Apabila semua orang sudah
dipenuhi dengan rasa Bhakti maka
secara perlahan-lahan akan bermuara pada ajaran agama Hindu yang sangat maha
agung, universal dan mulia bahwa sesungguhnya kita dituntun untuk membangun
persatuan dalam kebhinekaan/keanekaragaman (unity
in diversity), kita dituntun untuk menyadari bahwa sesungguhnya kita satu
hakekat (intisari) seperti yang di kumandangkan dalam sastra-sastra Hindu yang
kita yakini yaitu;
a.
Tat Tvam Asi, artinya
Aku adalah Kamu, Kamu adalah Aku.
b.
Vasu Daiva Kuthum Bhakam, artinya Kita ini adalah bersaudara, satu keluarga dalam seru sekalian
alam.
c.
Sarvam Khalu Idam Brahman, artinya Bahwa semua yang ada ini berasal dari dan atau bersumber dari Brahman (Tuhan).
Apabila semua orang sudah
menyadari, kemudian melaksanakan pesan dan intruksi sesuai dengan petunjuk
sastra-sastra agama yang kita yakini, maka sesuai tema pada kesempatan ini,
maka keharmonisan individual dan komunal dapat diwujudkan.

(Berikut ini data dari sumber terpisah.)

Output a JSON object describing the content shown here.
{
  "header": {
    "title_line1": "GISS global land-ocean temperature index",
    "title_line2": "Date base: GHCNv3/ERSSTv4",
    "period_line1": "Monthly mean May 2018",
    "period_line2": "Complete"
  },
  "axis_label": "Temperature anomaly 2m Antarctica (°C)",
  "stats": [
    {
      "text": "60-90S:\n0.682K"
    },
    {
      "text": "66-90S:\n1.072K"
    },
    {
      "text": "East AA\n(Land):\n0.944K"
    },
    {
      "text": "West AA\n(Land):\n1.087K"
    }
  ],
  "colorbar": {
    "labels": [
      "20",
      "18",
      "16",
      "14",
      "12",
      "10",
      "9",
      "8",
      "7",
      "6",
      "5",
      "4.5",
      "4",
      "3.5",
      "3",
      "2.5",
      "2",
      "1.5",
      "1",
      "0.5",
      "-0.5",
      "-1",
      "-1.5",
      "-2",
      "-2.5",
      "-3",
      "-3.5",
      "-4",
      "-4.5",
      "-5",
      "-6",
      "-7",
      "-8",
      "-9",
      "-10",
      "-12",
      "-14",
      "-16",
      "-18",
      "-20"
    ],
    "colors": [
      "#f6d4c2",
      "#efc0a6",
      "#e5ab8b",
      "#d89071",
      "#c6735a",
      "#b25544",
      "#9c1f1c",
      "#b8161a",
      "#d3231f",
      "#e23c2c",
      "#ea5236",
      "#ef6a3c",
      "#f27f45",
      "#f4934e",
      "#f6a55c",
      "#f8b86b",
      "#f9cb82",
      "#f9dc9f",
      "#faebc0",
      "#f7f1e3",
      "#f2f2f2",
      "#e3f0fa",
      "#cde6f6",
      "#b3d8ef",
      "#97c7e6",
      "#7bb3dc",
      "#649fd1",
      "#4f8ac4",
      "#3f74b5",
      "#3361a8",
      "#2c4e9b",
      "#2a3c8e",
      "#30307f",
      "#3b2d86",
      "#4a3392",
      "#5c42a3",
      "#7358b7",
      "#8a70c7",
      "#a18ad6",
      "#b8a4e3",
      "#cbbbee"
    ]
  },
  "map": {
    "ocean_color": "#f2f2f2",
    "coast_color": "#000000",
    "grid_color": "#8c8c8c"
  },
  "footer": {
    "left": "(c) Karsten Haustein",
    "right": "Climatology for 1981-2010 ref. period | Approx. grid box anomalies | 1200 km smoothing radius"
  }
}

Untuk itu mari
laksanakan Dharma Agama dan Dharma Negara kita berangkat dari
membangun keharmonisan baik secara individu maupun secara komunal dengan bhakti marga, karena dengan bhakti dan harmonis itulah konsep
mensorgakan dunia seperti filsafat yang terkandung dalam ajaran Siva Lingga dapat kita wujudkan.